For many business owners, goodwill is one of the most substantial assets they have to sell. Developed over the lifetime of the company, it represents the value of your business, often associated with brand recognition, reputation with customers, and patents or proprietary technology, whether purchased or developed internally.
Under the old rules, half of the proceeds allocated to the sale of goodwill were subject to tax as active business income; currently 12.2% on income below $500,000 and 26.5% on income above $500,000 in Ontario. The other half of the proceeds were added to the company’s Capital Dividend Account (CDA), out of which dividends could be paid to shareholders with zero personal tax implications whatsoever. This allowed owners to distribute a portion of the sale proceeds tax-free, while deferring personal taxes on the remaining proceeds, which were taxed at the low active corporate rates.
Under the new rules, this tax deferral has disappeared. Sale proceeds allocated to goodwill are now subject to tax as inactive investment income in the form of capital gains, as opposed to active business income. This means that the effective tax rate of 6 – 13% in Ontario previously applied to a sale of goodwill has been increased to an effective tax rate of approximately 25%.
What should you do when selling assets or shares?
There are two ways to sell a company: sell the assets owned by the company, or sell the shares held in that company. There are also more complex hybrid models that are beyond the scope of this article. In general, buyers prefer to purchase assets, whereas vendors would rather sell shares for both tax and non-tax reasons. Under asset deals, buyers get to pick and choose the assets and liabilities they want and they benefit from being able to allocate fair market values to what they are buying. This can lead to tax savings in the form of higher depreciation and minimizing the impact of capital gains on asset sales down the road.
Vendors on the other hand would prefer to take advantage of the LCGE which, for 2021, exempts up to $892,218 of the capital gain from any personal tax whatsoever (aside from possible alternative minimum tax), assuming the company’s shares qualify at the time of the sale.
Under the rules introduced in 2017, vendors have an even stronger incentive towards share sales. Therefore, purchasers who want an asset sale may have to compensate the vendor for the additional taxes associated with such a deal.

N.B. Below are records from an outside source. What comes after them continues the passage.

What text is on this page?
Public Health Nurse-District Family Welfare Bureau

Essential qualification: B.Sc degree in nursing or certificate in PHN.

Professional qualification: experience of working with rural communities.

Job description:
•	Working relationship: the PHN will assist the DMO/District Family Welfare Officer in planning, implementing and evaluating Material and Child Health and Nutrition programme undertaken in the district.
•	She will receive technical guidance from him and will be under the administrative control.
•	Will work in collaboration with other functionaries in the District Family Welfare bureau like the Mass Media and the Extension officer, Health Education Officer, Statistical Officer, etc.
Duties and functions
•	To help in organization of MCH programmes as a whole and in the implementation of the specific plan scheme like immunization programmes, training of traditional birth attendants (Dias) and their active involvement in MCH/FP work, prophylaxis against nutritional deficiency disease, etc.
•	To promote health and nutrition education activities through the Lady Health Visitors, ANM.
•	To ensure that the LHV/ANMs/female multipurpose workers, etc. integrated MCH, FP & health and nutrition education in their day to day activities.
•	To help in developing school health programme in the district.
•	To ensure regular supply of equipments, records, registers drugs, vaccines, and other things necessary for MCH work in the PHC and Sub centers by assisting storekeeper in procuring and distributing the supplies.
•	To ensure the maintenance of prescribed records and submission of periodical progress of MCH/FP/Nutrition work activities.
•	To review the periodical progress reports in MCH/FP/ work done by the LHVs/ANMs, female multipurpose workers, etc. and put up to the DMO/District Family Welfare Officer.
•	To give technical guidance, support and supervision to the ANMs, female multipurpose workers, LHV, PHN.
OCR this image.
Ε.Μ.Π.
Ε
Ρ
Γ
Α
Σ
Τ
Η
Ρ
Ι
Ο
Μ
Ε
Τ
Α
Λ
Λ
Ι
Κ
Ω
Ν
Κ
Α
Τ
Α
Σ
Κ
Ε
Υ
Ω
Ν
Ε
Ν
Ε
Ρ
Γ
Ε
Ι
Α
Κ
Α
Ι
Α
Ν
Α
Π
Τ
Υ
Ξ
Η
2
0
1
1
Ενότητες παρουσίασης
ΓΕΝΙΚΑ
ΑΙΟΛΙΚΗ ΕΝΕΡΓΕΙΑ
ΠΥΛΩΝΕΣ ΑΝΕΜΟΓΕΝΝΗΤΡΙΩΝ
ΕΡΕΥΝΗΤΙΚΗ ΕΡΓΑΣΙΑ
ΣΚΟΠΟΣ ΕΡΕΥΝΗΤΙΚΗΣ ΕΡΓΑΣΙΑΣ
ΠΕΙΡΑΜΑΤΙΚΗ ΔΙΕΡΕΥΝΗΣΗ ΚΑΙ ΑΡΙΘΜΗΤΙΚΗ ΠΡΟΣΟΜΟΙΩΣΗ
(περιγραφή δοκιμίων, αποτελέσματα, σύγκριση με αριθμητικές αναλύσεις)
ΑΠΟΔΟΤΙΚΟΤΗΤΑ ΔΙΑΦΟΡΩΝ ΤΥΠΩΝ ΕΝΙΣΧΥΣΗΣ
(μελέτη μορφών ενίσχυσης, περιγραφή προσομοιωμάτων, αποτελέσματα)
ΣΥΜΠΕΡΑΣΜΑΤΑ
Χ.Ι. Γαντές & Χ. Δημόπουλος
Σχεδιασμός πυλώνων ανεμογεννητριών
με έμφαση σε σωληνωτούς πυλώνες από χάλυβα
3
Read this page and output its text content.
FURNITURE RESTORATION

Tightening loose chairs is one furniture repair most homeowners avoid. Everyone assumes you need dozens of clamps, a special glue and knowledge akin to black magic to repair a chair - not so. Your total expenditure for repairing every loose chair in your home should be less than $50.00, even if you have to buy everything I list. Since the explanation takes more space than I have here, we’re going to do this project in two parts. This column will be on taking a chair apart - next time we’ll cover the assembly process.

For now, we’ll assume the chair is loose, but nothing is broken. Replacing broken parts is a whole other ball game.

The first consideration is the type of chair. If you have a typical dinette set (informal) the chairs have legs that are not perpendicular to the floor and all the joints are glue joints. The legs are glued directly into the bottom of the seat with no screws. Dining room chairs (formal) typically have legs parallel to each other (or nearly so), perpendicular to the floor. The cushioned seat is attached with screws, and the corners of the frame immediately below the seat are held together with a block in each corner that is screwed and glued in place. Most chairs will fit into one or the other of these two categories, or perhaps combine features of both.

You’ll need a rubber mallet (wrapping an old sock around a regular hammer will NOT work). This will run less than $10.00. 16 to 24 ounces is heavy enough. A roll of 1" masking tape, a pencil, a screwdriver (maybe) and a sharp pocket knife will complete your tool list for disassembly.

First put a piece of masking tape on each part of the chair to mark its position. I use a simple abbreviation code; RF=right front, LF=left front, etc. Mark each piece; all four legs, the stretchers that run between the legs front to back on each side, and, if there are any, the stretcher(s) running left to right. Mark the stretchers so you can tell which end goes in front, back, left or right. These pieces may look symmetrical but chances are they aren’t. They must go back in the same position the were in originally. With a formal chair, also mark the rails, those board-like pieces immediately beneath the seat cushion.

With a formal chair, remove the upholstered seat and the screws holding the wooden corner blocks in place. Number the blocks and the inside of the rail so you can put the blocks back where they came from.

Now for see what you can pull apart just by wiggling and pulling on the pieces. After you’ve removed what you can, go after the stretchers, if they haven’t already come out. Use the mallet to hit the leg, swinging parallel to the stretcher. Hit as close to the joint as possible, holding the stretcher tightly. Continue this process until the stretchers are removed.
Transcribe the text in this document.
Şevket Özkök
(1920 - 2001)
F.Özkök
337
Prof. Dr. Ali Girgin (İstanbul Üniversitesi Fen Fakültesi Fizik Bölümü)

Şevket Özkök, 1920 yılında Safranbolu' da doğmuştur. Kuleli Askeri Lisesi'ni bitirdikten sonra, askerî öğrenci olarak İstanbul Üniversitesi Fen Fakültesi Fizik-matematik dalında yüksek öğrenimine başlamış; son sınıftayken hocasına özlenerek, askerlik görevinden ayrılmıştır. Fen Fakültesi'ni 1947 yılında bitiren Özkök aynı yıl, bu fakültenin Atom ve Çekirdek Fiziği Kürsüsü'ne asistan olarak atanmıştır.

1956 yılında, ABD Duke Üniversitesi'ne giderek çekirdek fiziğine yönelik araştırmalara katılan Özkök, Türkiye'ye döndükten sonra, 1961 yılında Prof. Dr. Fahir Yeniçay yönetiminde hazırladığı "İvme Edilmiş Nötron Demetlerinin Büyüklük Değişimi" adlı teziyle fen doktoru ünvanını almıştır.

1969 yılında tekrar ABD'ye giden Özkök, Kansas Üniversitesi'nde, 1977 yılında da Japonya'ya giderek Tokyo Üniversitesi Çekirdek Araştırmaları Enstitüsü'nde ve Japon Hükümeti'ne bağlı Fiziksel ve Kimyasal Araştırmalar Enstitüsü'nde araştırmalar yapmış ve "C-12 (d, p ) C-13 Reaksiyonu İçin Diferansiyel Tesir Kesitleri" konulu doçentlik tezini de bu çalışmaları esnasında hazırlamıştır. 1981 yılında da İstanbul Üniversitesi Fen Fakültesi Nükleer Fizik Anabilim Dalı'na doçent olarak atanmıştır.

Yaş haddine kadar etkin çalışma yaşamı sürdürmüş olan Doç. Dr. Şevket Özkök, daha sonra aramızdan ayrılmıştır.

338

If you are considering a sale of your business in 2021, it is worth reviewing your corporate structure first. Modifying the structure of your business may allow for partial sheltering of the capital gain and tax minimization on a sale.
Virtually no transaction is as significant as selling your business. Cashing out on a lifetime’s hard work should be an exciting time for any entrepreneur and one that keeps as much of the proceeds generated in your pocket as possible.
Deals can be complex and there are many ways to put them together. Given the changes brought in in 2017, there is even more reason to ensure careful attention is afforded to the process.
When contemplating such a substantial transaction, consulting with a tax professional can help ensure things go according to plan and that there are no unwelcome surprises, such as sharing more of the fruits of your labour with the tax authorities than necessary.